A spiral galaxy 45 million light-years from Earth has had its brilliant heart laid bare in a new image from NASA’s James Webb Space Telescope, released this week.

The galaxy, cataloged as Messier 77 and located in the constellation Cetus — the whale — has long been studied by astronomers because it hosts one of the brightest and most accessible active galactic nuclei, or AGN, in the nearby universe. What sets Webb’s new image apart is the mid-infrared view, which cuts through much of the surrounding dust that obscures visible-light telescopes and isolates the core’s intense radiation output.

At the center of that nucleus sits a supermassive black hole some 8 million times more massive than the sun, NASA reported. The black hole’s enormous gravitational pull drags surrounding gas into a tight orbit, where friction and compression heat the material to such extremes that it blazes across the electromagnetic spectrum. Webb’s Mid-Infrared Instrument, or MIRI, captured the resulting glow with a resolution that ground-based observatories and earlier space telescopes could not match.

The image was one of the latest in a steady stream of observations from Webb since the $10 billion observatory launched in December 2021 and began returning science images in the summer of 2022. As the largest and most powerful space telescope ever built, Webb is designed to peer deeper into the infrared universe than its predecessor, the Hubble Space Telescope, revealing phenomena that are too cool, too distant, or too dust-shrouded for other instruments to detect.

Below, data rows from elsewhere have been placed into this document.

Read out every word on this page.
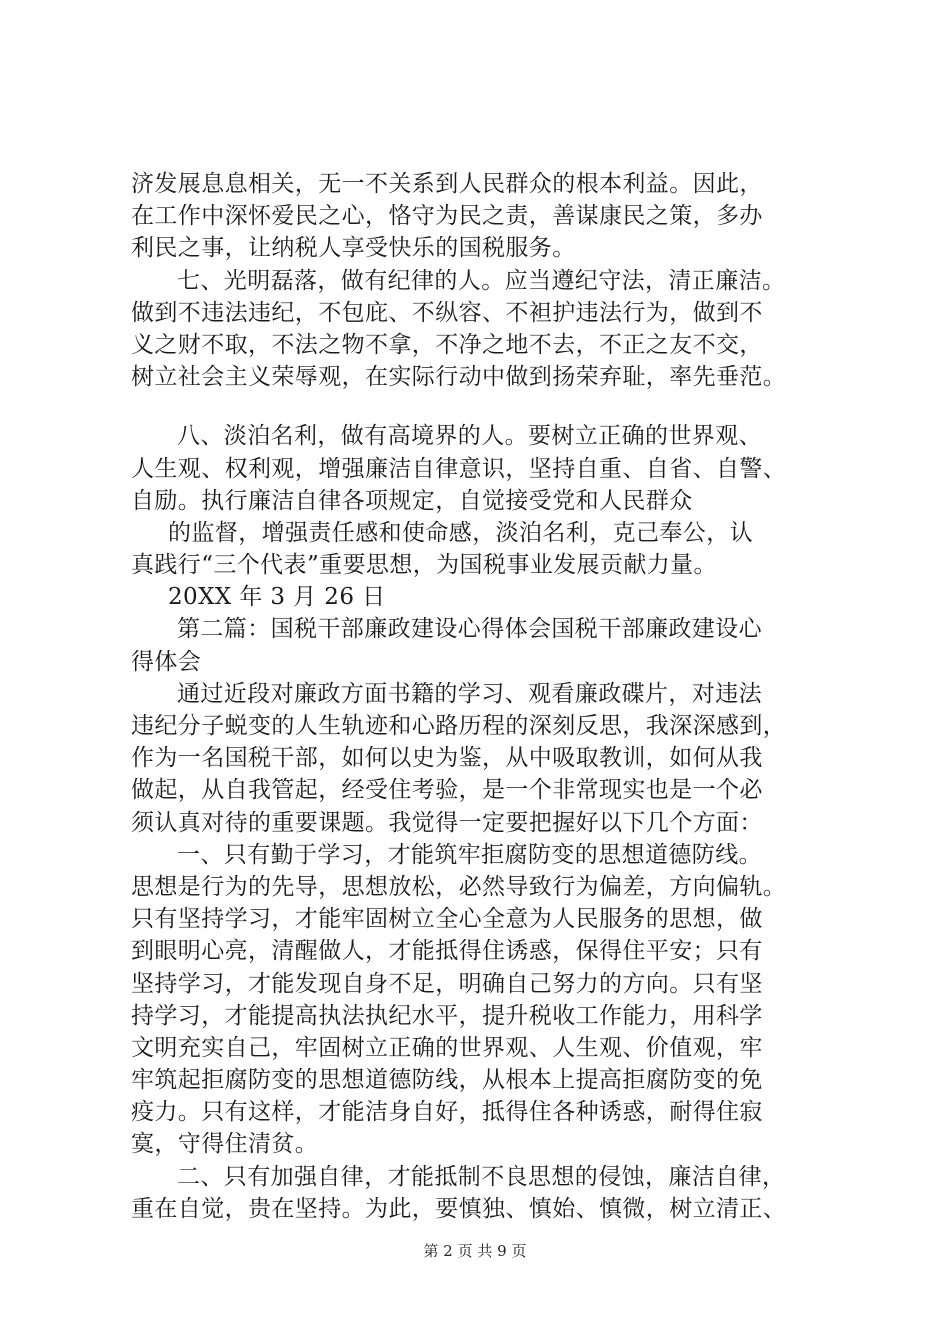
济发展息息相关，无一不关系到人民群众的根本利益。因此，
在工作中深怀爱民之心，恪守为民之责，善谋康民之策，多办
利民之事，让纳税人享受快乐的国税服务。
七、光明磊落，做有纪律的人。应当遵纪守法，清正廉洁。
做到不违法违纪，不包庇、不纵容、不袒护违法行为，做到不
义之财不取，不法之物不拿，不净之地不去，不正之友不交，
树立社会主义荣辱观，在实际行动中做到扬荣弃耻，率先垂范。
八、淡泊名利，做有高境界的人。要树立正确的世界观、
人生观、权利观，增强廉洁自律意识，坚持自重、自省、自警、
自励。执行廉洁自律各项规定，自觉接受党和人民群众
的监督，增强责任感和使命感，淡泊名利，克己奉公，认
真践行“三个代表”重要思想，为国税事业发展贡献力量。
20XX 年 3 月 26 日
第二篇：国税干部廉政建设心得体会国税干部廉政建设心
得体会
通过近段对廉政方面书籍的学习、观看廉政碟片，对违法
违纪分子蜕变的人生轨迹和心路历程的深刻反思，我深深感到，
作为一名国税干部，如何以史为鉴，从中吸取教训，如何从我
做起，从自我管起，经受住考验，是一个非常现实也是一个必
须认真对待的重要课题。我觉得一定要把握好以下几个方面：
一、只有勤于学习，才能筑牢拒腐防变的思想道德防线。
思想是行为的先导，思想放松，必然导致行为偏差，方向偏轨。
只有坚持学习，才能牢固树立全心全意为人民服务的思想，做
到眼明心亮，清醒做人，才能抵得住诱惑，保得住平安；只有
坚持学习，才能发现自身不足，明确自己努力的方向。只有坚
持学习，才能提高执法执纪水平，提升税收工作能力，用科学
文明充实自己，牢固树立正确的世界观、人生观、价值观，牢
牢筑起拒腐防变的思想道德防线，从根本上提高拒腐防变的免
疫力。只有这样，才能洁身自好，抵得住各种诱惑，耐得住寂
寞，守得住清贫。
二、只有加强自律，才能抵制不良思想的侵蚀，廉洁自律，
重在自觉，贵在坚持。为此，要慎独、慎始、慎微，树立清正、
第 2 页 共 9 页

Active galactic nuclei like the one in Messier 77 are laboratories for understanding how black holes interact with their host galaxies. The energy released by the infalling gas can, in some cases, drive outflows that shape star formation across the entire galaxy — a feedback loop that astronomers are still working to fully characterize. Webb’s mid-infrared sensitivity is tailored to that task, capturing the heat signature of the accreting gas directly rather than inferring it from less direct methods.

Messier 77 itself was first cataloged by the French astronomer Pierre Méchain in 1780 and later included in Charles Messier’s famous list of comet-like objects. It has been imaged by telescopes from the ground and in orbit for more than a century, but the Webb portrait represents a step change in clarity for the infrared band where the galaxy’s most energetic engine does its work.

NASA said Webb’s science team will continue using the observatory to survey active galactic nuclei across a range of distances and galaxy types, building a broader census of how supermassive black holes influence their cosmic neighborhoods. The telescope is managed by NASA in partnership with the European Space Agency and the Canadian Space Agency, and its science operations are conducted by the Space Telescope Science Institute in Baltimore.